The 2nd largest economy in the world, China will open its markets and thereby allow the currency to float within the next 5 years, as stated by the Chief Executive Officer of Hong Kong Exchanges & Clearing Ltd.; Charles Li. Li added that China needs to reform the current interest rate system that it has in place now. Based on the current system, the major Chinese currency, Yuan is only allowed to increase or decrease within a narrow range, as it is limited by the country’s Government.
The Yuan forwards have increased for the 7th straight day now as optimism is there in market that the Asian powerhouse will embark on further currency reforms. Incidentally, Yuan traded close to 19-year high against the greenback as Zhou Xiachuan, the Governor of Chinese Central Bank, declared that China should be on high alert over inflation. He reiterated importance of gradual reform for convertibility of Yuan.
According to the Chief Executive Officer of Eurex AG, Andreas Preuss, Asian market holds future for most of the investors. He added that as population is growing in this region, so as average wealth; it is obvious that demand for options and futures contracts will be created over here.

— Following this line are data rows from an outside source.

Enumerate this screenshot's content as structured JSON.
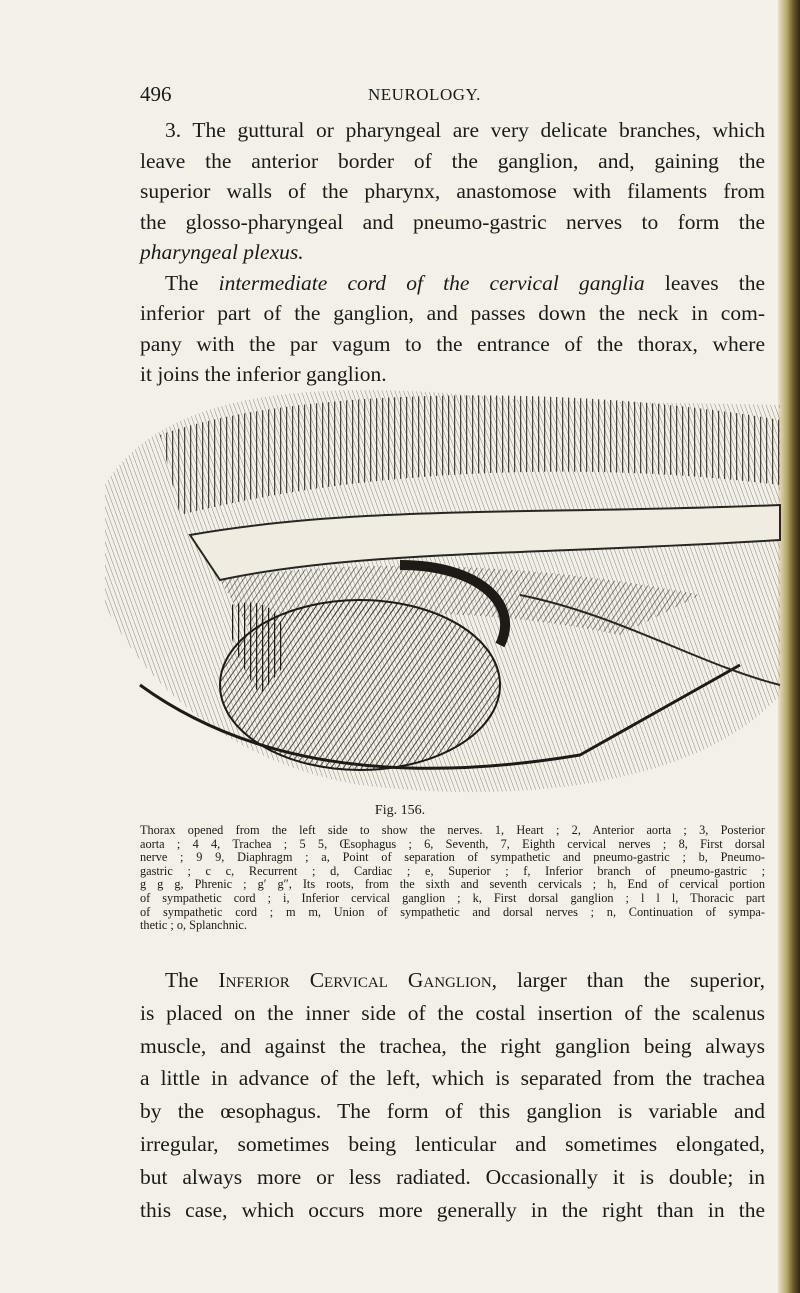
{
  "header": {
    "page_number": "496",
    "title": "NEUROLOGY."
  },
  "paragraphs": [
    {
      "lines": [
        {
          "indent": true,
          "segments": [
            {
              "text": "3. The guttural or pharyngeal are very delicate branches, which"
            }
          ]
        },
        {
          "segments": [
            {
              "text": "leave the anterior border of the ganglion, and, gaining the"
            }
          ]
        },
        {
          "segments": [
            {
              "text": "superior walls of the pharynx, anastomose with filaments from"
            }
          ]
        },
        {
          "segments": [
            {
              "text": "the glosso-pharyngeal and pneumo-gastric nerves to form the"
            }
          ]
        },
        {
          "last": true,
          "segments": [
            {
              "text": "pharyngeal plexus.",
              "italic": true
            }
          ]
        },
        {
          "indent": true,
          "segments": [
            {
              "text": "The "
            },
            {
              "text": "intermediate cord of the cervical ganglia",
              "italic": true
            },
            {
              "text": " leaves the"
            }
          ]
        },
        {
          "segments": [
            {
              "text": "inferior part of the ganglion, and passes down the neck in com-"
            }
          ]
        },
        {
          "segments": [
            {
              "text": "pany with the par vagum to the entrance of the thorax, where"
            }
          ]
        },
        {
          "last": true,
          "segments": [
            {
              "text": "it joins the inferior ganglion."
            }
          ]
        }
      ]
    },
    {
      "lines": [
        {
          "indent": true,
          "segments": [
            {
              "text": "The "
            },
            {
              "text": "Inferior Cervical Ganglion,",
              "smallcaps": true
            },
            {
              "text": " larger than the superior,"
            }
          ]
        },
        {
          "segments": [
            {
              "text": "is placed on the inner side of the costal insertion of the scalenus"
            }
          ]
        },
        {
          "segments": [
            {
              "text": "muscle, and against the trachea, the right ganglion being always"
            }
          ]
        },
        {
          "segments": [
            {
              "text": "a little in advance of the left, which is separated from the trachea"
            }
          ]
        },
        {
          "segments": [
            {
              "text": "by the œsophagus. The form of this ganglion is variable and"
            }
          ]
        },
        {
          "segments": [
            {
              "text": "irregular, sometimes being lenticular and sometimes elongated,"
            }
          ]
        },
        {
          "segments": [
            {
              "text": "but always more or less radiated. Occasionally it is double; in"
            }
          ]
        },
        {
          "segments": [
            {
              "text": "this case, which occurs more generally in the right than in the"
            }
          ]
        }
      ]
    }
  ],
  "figure": {
    "label": "Fig. 156.",
    "caption_lines": [
      "Thorax opened from the left side to show the nerves.  1, Heart ; 2, Anterior aorta ; 3, Posterior",
      "aorta ;  4 4, Trachea ;  5 5, Œsophagus ;  6, Seventh, 7, Eighth cervical nerves ;  8, First dorsal",
      "nerve ;  9 9, Diaphragm ;  a, Point of separation of sympathetic and pneumo-gastric ; b, Pneumo-",
      "gastric ;  c c, Recurrent ;  d, Cardiac ;  e, Superior ;  f, Inferior branch of pneumo-gastric ;",
      "g g g, Phrenic ;  g′ g″, Its roots, from the sixth and seventh cervicals ;  h, End of cervical portion",
      "of sympathetic cord ;  i, Inferior cervical ganglion ;  k, First dorsal ganglion ;  l l l, Thoracic part",
      "of sympathetic cord ;  m m, Union of sympathetic and dorsal nerves ;  n, Continuation of sympa-",
      "thetic ;  o, Splanchnic."
    ]
  }
}
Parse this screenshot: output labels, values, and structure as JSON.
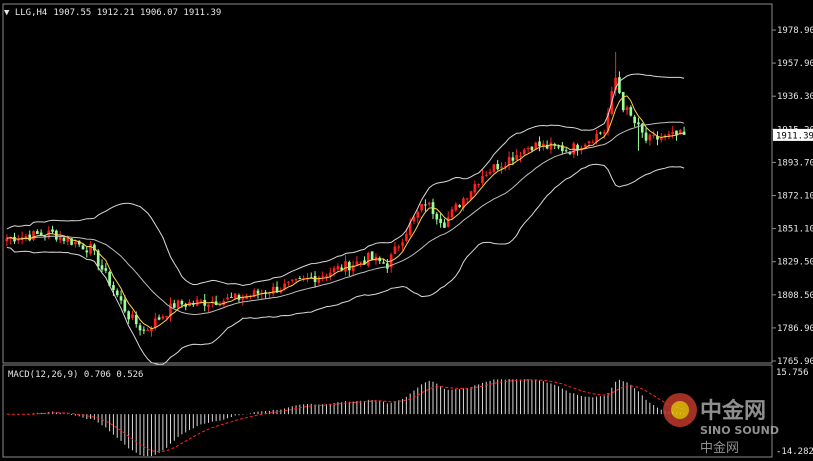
{
  "header": {
    "symbol": "LLG,H4",
    "ohlc": "1907.55 1912.21 1906.07 1911.39"
  },
  "price_scale": {
    "ticks": [
      "1978.90",
      "1957.90",
      "1936.30",
      "1915.20",
      "1893.70",
      "1872.10",
      "1851.10",
      "1829.50",
      "1808.50",
      "1786.90",
      "1765.90"
    ],
    "current": "1911.39"
  },
  "macd_panel": {
    "label": "MACD(12,26,9) 0.706 0.526",
    "ticks": [
      "15.756",
      "-14.282"
    ]
  },
  "watermark": {
    "logo_text": "中金网",
    "brand": "SINO SOUND",
    "slogan": "中金网"
  },
  "colors": {
    "background": "#000000",
    "bull": "#ff2020",
    "bear": "#9aff9a",
    "ma": "#ffd34d",
    "bands": "#d9d9d9",
    "signal": "#ff2020",
    "histogram": "#d9d9d9",
    "current_price_box": "#ffffff"
  },
  "chart_data": {
    "type": "candlestick",
    "panels": [
      "price",
      "macd"
    ],
    "indicators": [
      "Bollinger Bands",
      "Moving Average",
      "MACD(12,26,9)"
    ],
    "y_range": [
      1765.9,
      1990.0
    ],
    "macd_range": [
      -14.282,
      15.756
    ],
    "key_points": [
      {
        "bar": 0,
        "close": 1845
      },
      {
        "bar": 12,
        "close": 1848
      },
      {
        "bar": 22,
        "close": 1838
      },
      {
        "bar": 32,
        "close": 1795
      },
      {
        "bar": 36,
        "close": 1785
      },
      {
        "bar": 44,
        "close": 1802
      },
      {
        "bar": 60,
        "close": 1806
      },
      {
        "bar": 75,
        "close": 1815
      },
      {
        "bar": 95,
        "close": 1832
      },
      {
        "bar": 100,
        "close": 1828
      },
      {
        "bar": 105,
        "close": 1850
      },
      {
        "bar": 110,
        "close": 1868
      },
      {
        "bar": 115,
        "close": 1855
      },
      {
        "bar": 125,
        "close": 1886
      },
      {
        "bar": 138,
        "close": 1905
      },
      {
        "bar": 148,
        "close": 1902
      },
      {
        "bar": 157,
        "close": 1914
      },
      {
        "bar": 160,
        "close": 1948
      },
      {
        "bar": 162,
        "close": 1930
      },
      {
        "bar": 168,
        "close": 1908
      },
      {
        "bar": 178,
        "close": 1911.39
      }
    ]
  }
}
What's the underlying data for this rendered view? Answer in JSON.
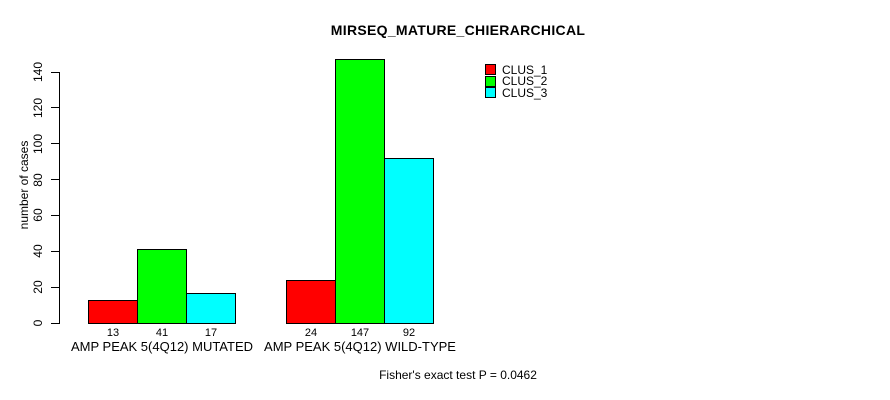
{
  "chart_data": {
    "type": "bar",
    "title": "MIRSEQ_MATURE_CHIERARCHICAL",
    "xlabel": "",
    "ylabel": "number of cases",
    "categories": [
      "AMP PEAK 5(4Q12) MUTATED",
      "AMP PEAK 5(4Q12) WILD-TYPE"
    ],
    "series": [
      {
        "name": "CLUS_1",
        "color": "#ff0000",
        "values": [
          13,
          24
        ]
      },
      {
        "name": "CLUS_2",
        "color": "#00ff00",
        "values": [
          41,
          147
        ]
      },
      {
        "name": "CLUS_3",
        "color": "#00ffff",
        "values": [
          17,
          92
        ]
      }
    ],
    "bar_value_labels": [
      [
        "13",
        "41",
        "17"
      ],
      [
        "24",
        "147",
        "92"
      ]
    ],
    "ylim": [
      0,
      140
    ],
    "yticks": [
      0,
      20,
      40,
      60,
      80,
      100,
      120,
      140
    ],
    "grid": false,
    "legend_position": "top-right",
    "legend_entries": [
      "CLUS_1",
      "CLUS_2",
      "CLUS_3"
    ],
    "annotation": "Fisher's exact test P = 0.0462",
    "background_color": "#ffffff",
    "axis_color": "#000000"
  }
}
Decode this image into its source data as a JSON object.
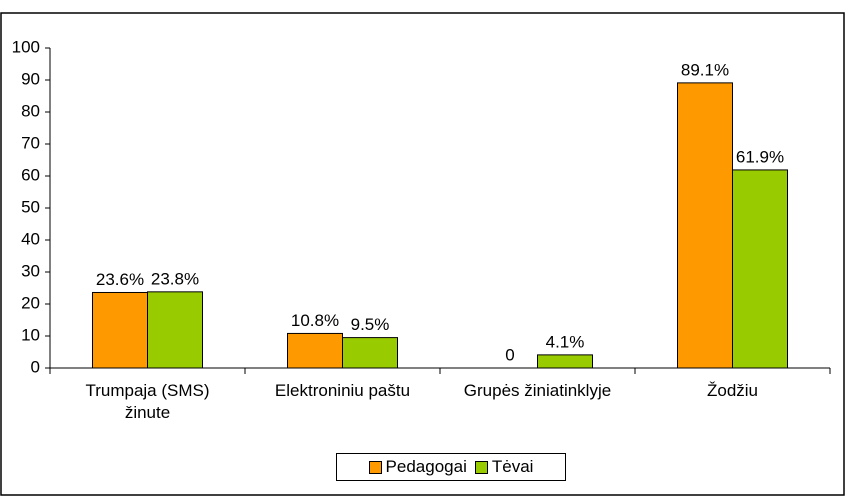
{
  "chart_data": {
    "type": "bar",
    "categories": [
      "Trumpaja (SMS) žinute",
      "Elektroniniu paštu",
      "Grupės žiniatinklyje",
      "Žodžiu"
    ],
    "series": [
      {
        "name": "Pedagogai",
        "color": "#ff9900",
        "values": [
          23.6,
          10.8,
          0,
          89.1
        ],
        "value_labels": [
          "23.6%",
          "10.8%",
          "0",
          "89.1%"
        ]
      },
      {
        "name": "Tėvai",
        "color": "#99cc00",
        "values": [
          23.8,
          9.5,
          4.1,
          61.9
        ],
        "value_labels": [
          "23.8%",
          "9.5%",
          "4.1%",
          "61.9%"
        ]
      }
    ],
    "ylim": [
      0,
      100
    ],
    "yticks": [
      0,
      10,
      20,
      30,
      40,
      50,
      60,
      70,
      80,
      90,
      100
    ],
    "grid": false,
    "legend": "bottom"
  }
}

As far as the data of People’s Bank of China is concerned, the proportion of international transactions conducted through Yuan increased to 9% from 1% of the year 2009. Incidentally, on the very same year, China started a pilot program that allowed usage of Yuan to complete international transactions.
By the next 2 years, more than one-third of the total cross-border trade of China will be done through Yuan, according to the HSBC forecast report published in this week. Incidentally, if this happens, Yuan will become one of the 3 most used currencies for worldwide trading; the other 2 being Euro and USD.
Incidentally, Paris, Zurich and London are currently racing against each other to become the new center for Yuan trading in the Euro region, as Chinese Government has intentions of taking it to entire world. Incidentally, the Bank of England recently announced that it is ahead in the race to become first of the Group of 7 countries to sign a currency-swap agreement with People’s Bank of China after a meeting was conducted in February. If it happens, UK Central Bank may supply 400 billion Yuan to banks.